= Joan Whittington =

English aid worker (1907-1980)

Cicely Joan Whittington CBE (21 January 1907 – 23 March 1980) was an English Red Cross aid worker.

==Work during WWII==
Whittington joined the Red Cross in 1928. At the start of World War II, aged 32, she became a voluntary nursing assistant and was sent to Cairo, Egypt.

==Post-war achievements==
After the war, Whittington began to work on expanding the Red Cross' overseas operations, setting up new branches and continuing her work in Kenya, Uganda, Borneo, Fiji, the Caribbean, and the United States. She eventually rose to become the Red Cross' Director of Overseas Branches. Whittington was also a magistrate and Chairman of the Bench in Oxfordshire, and was active in the Scout movement.

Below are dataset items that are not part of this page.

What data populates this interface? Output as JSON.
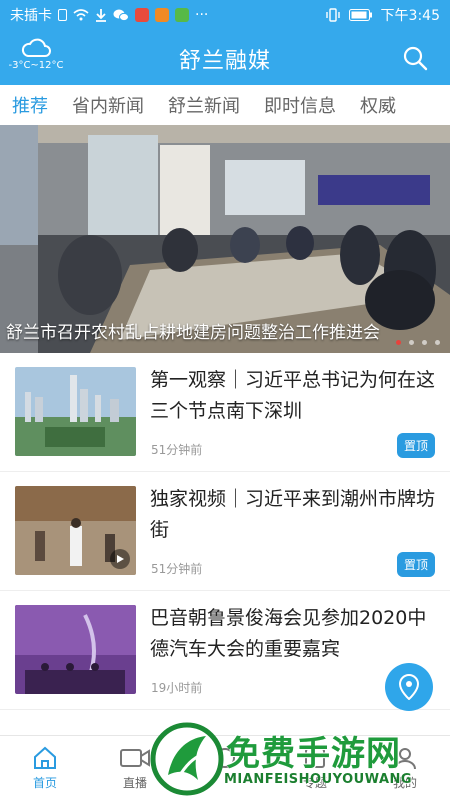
{
  "status_bar": {
    "carrier": "未插卡",
    "time": "下午3:45",
    "more": "···"
  },
  "header": {
    "weather_temp": "-3°C~12°C",
    "title": "舒兰融媒"
  },
  "tabs": [
    {
      "label": "推荐",
      "active": true
    },
    {
      "label": "省内新闻",
      "active": false
    },
    {
      "label": "舒兰新闻",
      "active": false
    },
    {
      "label": "即时信息",
      "active": false
    },
    {
      "label": "权威",
      "active": false
    }
  ],
  "banner": {
    "caption": "舒兰市召开农村乱占耕地建房问题整治工作推进会",
    "dots": 4,
    "active_dot": 0
  },
  "news": [
    {
      "title": "第一观察｜习近平总书记为何在这三个节点南下深圳",
      "time": "51分钟前",
      "badge": "置顶"
    },
    {
      "title": "独家视频｜习近平来到潮州市牌坊街",
      "time": "51分钟前",
      "badge": "置顶"
    },
    {
      "title": "巴音朝鲁景俊海会见参加2020中德汽车大会的重要嘉宾",
      "time": "19小时前",
      "badge": ""
    }
  ],
  "bottom_nav": [
    {
      "label": "首页",
      "icon": "home-icon",
      "active": true
    },
    {
      "label": "直播",
      "icon": "video-icon",
      "active": false
    },
    {
      "label": "",
      "icon": "center-icon",
      "active": false
    },
    {
      "label": "专题",
      "icon": "topic-icon",
      "active": false
    },
    {
      "label": "我的",
      "icon": "user-icon",
      "active": false
    }
  ],
  "watermark": {
    "text": "免费手游网",
    "sub": "MIANFEISHOUYOUWANG"
  },
  "colors": {
    "brand": "#35a9ec",
    "accent": "#2a9be0"
  }
}
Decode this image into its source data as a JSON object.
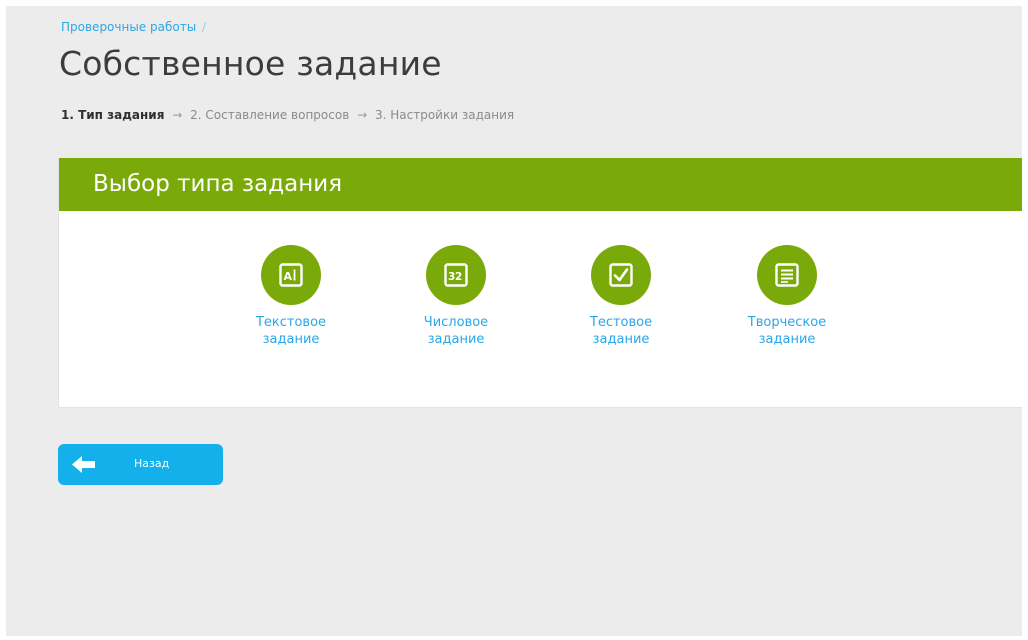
{
  "breadcrumb": {
    "parent": "Проверочные работы",
    "separator": "/"
  },
  "page": {
    "title": "Собственное задание"
  },
  "steps": [
    {
      "label": "1. Тип задания",
      "active": true
    },
    {
      "label": "2. Составление вопросов",
      "active": false
    },
    {
      "label": "3. Настройки задания",
      "active": false
    }
  ],
  "steps_arrow": "→",
  "panel": {
    "title": "Выбор типа задания",
    "types": [
      {
        "line1": "Текстовое",
        "line2": "задание",
        "icon": "text-task-icon"
      },
      {
        "line1": "Числовое",
        "line2": "задание",
        "icon": "number-task-icon"
      },
      {
        "line1": "Тестовое",
        "line2": "задание",
        "icon": "test-task-icon"
      },
      {
        "line1": "Творческое",
        "line2": "задание",
        "icon": "creative-task-icon"
      }
    ]
  },
  "back_button": {
    "label": "Назад",
    "icon": "arrow-left-icon"
  },
  "colors": {
    "accent_green": "#7aaa0a",
    "link_blue": "#2aa7e6",
    "button_blue": "#14b0ec",
    "background": "#ececec"
  }
}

Whittington was successively made a Member of the Order of the British Empire (MBE; 1945), Officer of the Order of the British Empire (OBE; 1955) and Commander of the Order of the British Empire (CBE; 1963). She also held the Red Cross' Badge of Honour Class 1, its highest award.

After her retirement, Whittington appeared as a castaway on the BBC Radio programme Desert Island Discs on 31 October 1970.

Whittington died in Henley, Oxfordshire, aged 73. The Jeep she used in World War II is on display at the Imperial War Museum in London.